2. Great thing about using buckwheat flour is that the batter doesn’t need to rest.
3. Grease your hot nonstick pan for crêpe with a small amount of oil/butter, then spread it over the pan and wipe it all out with a paper towel. This should help avoiding to throw away the first crêpe.
4. Pour very slowly a ladle of batter in your hot pan. (no need to add any butter/oil at this stage). You are not going to tilt the pan as you would do with a regular crêpe batter but instead, moves very slowly your ladle and tilt your pan just a little as you try to pour evenly on the surface of the pan. You will see the batter makes a lot of air bubbles and runs very fast, this is totally normal. Just keep pouring very slowly until all the surface of the crêpe pan is covered with batter.
5. Let the crêpe cook for 2 full minutes then flip and cook another 2 minutes on medium heat.
6. Once the crêpe is cooked, wipe clean the pan with a paper towel, and repeat until all batter is used.
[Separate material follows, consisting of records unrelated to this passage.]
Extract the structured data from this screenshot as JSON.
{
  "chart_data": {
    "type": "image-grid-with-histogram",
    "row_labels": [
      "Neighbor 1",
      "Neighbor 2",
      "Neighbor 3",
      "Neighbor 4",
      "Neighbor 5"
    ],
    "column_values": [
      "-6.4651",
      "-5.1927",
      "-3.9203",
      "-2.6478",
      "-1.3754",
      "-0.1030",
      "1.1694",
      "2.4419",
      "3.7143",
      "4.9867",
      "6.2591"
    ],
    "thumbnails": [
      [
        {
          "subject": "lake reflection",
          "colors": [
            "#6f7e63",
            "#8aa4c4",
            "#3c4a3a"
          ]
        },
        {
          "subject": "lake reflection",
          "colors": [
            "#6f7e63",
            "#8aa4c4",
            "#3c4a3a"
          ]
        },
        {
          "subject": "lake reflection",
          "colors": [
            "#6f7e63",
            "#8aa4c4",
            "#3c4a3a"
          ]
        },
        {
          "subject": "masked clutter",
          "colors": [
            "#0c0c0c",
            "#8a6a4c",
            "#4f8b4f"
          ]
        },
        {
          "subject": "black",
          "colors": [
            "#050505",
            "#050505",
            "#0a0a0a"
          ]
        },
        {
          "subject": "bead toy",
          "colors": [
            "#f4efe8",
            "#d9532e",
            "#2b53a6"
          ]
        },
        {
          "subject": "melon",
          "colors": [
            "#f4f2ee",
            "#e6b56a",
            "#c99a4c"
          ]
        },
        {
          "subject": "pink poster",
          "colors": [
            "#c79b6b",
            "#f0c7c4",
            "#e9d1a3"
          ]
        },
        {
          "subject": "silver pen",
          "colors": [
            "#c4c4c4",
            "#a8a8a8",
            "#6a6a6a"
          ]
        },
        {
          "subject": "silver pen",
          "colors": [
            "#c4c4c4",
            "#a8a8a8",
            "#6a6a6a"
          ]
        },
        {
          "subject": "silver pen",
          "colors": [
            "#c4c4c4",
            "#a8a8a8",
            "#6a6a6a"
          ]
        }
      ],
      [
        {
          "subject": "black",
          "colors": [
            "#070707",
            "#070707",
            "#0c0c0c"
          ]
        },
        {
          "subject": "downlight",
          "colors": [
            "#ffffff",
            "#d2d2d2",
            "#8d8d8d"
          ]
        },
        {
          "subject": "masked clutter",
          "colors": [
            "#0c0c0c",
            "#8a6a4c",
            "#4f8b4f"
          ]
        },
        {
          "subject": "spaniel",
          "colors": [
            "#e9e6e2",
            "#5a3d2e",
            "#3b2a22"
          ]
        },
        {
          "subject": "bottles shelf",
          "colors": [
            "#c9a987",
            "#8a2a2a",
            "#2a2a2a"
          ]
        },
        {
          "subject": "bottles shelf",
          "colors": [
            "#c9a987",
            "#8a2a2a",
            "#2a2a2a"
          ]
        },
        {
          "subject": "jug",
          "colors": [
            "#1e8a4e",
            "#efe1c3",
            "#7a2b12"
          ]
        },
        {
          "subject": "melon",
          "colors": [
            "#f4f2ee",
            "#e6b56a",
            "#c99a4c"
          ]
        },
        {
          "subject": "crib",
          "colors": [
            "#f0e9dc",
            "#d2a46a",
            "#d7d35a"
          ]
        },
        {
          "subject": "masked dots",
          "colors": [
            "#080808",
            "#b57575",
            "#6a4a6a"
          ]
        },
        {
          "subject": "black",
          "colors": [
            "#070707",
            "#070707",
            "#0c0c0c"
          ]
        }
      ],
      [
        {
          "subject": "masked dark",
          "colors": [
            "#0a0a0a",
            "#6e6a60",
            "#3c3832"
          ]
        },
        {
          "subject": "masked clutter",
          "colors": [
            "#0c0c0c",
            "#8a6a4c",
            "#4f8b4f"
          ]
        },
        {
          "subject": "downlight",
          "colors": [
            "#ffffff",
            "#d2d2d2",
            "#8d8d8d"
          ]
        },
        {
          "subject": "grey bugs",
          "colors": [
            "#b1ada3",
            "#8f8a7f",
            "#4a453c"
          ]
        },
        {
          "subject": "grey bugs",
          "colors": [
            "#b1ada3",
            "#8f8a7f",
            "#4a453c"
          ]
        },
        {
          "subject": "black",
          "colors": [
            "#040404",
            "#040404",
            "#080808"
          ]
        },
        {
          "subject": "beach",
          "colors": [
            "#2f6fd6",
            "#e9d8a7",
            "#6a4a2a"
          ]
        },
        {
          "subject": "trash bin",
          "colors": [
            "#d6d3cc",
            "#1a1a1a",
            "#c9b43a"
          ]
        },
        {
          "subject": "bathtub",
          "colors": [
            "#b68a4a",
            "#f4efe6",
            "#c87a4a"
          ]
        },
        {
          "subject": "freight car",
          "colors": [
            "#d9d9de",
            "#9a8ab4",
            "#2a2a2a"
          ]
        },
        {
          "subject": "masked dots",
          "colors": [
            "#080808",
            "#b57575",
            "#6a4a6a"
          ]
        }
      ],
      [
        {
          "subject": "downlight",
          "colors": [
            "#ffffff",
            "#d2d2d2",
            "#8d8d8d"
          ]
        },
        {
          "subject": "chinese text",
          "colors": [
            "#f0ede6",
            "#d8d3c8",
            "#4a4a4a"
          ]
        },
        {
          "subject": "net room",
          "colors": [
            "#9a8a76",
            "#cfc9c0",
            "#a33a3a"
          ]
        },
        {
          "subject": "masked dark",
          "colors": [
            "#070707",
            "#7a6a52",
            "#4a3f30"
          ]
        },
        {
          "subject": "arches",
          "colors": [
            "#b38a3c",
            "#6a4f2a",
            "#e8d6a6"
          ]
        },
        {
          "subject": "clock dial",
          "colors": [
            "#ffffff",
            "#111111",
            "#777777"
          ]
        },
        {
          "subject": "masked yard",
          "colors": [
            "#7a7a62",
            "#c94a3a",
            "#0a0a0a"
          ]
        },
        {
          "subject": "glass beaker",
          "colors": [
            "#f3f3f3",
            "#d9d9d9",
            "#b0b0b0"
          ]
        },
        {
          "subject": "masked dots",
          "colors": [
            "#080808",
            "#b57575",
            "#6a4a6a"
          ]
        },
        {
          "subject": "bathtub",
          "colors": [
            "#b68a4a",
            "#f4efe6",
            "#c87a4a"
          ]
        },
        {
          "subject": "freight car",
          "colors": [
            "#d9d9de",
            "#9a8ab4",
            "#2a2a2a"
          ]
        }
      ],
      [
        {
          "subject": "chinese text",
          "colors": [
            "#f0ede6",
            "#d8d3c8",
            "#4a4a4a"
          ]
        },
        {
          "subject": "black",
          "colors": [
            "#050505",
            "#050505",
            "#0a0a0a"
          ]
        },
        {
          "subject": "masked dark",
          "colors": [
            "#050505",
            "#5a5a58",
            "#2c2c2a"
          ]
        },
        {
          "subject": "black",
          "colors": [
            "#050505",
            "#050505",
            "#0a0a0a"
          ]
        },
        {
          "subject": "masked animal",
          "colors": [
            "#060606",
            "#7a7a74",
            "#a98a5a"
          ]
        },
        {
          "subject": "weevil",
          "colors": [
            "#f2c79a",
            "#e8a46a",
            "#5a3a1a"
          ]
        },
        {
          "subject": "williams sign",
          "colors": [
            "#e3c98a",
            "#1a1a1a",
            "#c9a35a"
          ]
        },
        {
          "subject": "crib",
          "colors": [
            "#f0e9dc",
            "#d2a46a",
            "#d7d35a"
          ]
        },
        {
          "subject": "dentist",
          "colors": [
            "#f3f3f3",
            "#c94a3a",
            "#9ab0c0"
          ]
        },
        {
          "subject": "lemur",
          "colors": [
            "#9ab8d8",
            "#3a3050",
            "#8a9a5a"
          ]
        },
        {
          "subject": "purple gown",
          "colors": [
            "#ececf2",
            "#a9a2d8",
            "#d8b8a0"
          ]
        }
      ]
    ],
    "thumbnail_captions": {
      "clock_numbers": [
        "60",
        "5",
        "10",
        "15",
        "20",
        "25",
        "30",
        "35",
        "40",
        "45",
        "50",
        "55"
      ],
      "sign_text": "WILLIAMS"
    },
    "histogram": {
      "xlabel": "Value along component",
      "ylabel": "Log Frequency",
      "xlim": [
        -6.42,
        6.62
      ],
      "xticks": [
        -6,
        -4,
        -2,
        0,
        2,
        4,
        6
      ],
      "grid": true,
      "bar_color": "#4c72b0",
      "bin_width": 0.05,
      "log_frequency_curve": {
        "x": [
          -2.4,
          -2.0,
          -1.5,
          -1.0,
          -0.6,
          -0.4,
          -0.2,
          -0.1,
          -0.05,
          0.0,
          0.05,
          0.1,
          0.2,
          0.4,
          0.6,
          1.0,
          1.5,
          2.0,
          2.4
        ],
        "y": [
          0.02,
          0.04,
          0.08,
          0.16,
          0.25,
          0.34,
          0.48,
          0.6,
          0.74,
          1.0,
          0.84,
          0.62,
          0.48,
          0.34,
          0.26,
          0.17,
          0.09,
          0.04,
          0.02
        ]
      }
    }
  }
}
7. Keep your pan over medium heat. Add butter, and let it spread all over the pan.
8. Place your crêpe into the pan.
9. Crack an egg on the edge of the crêpe. Let it cook until the egg white is halfway cooked. It should take a few minutes.
10. Add the cheese and let it melt.
11. Add a pinch of salt and the small pieces of ham.
12. When the egg white is fully cooked, flip both sides of the crêpe over the ham letting you see the egg yolk.
13. Sprinkle chopped parsley on top.
14. Voila! Your galette is ready. Repeat for each galette you want to make.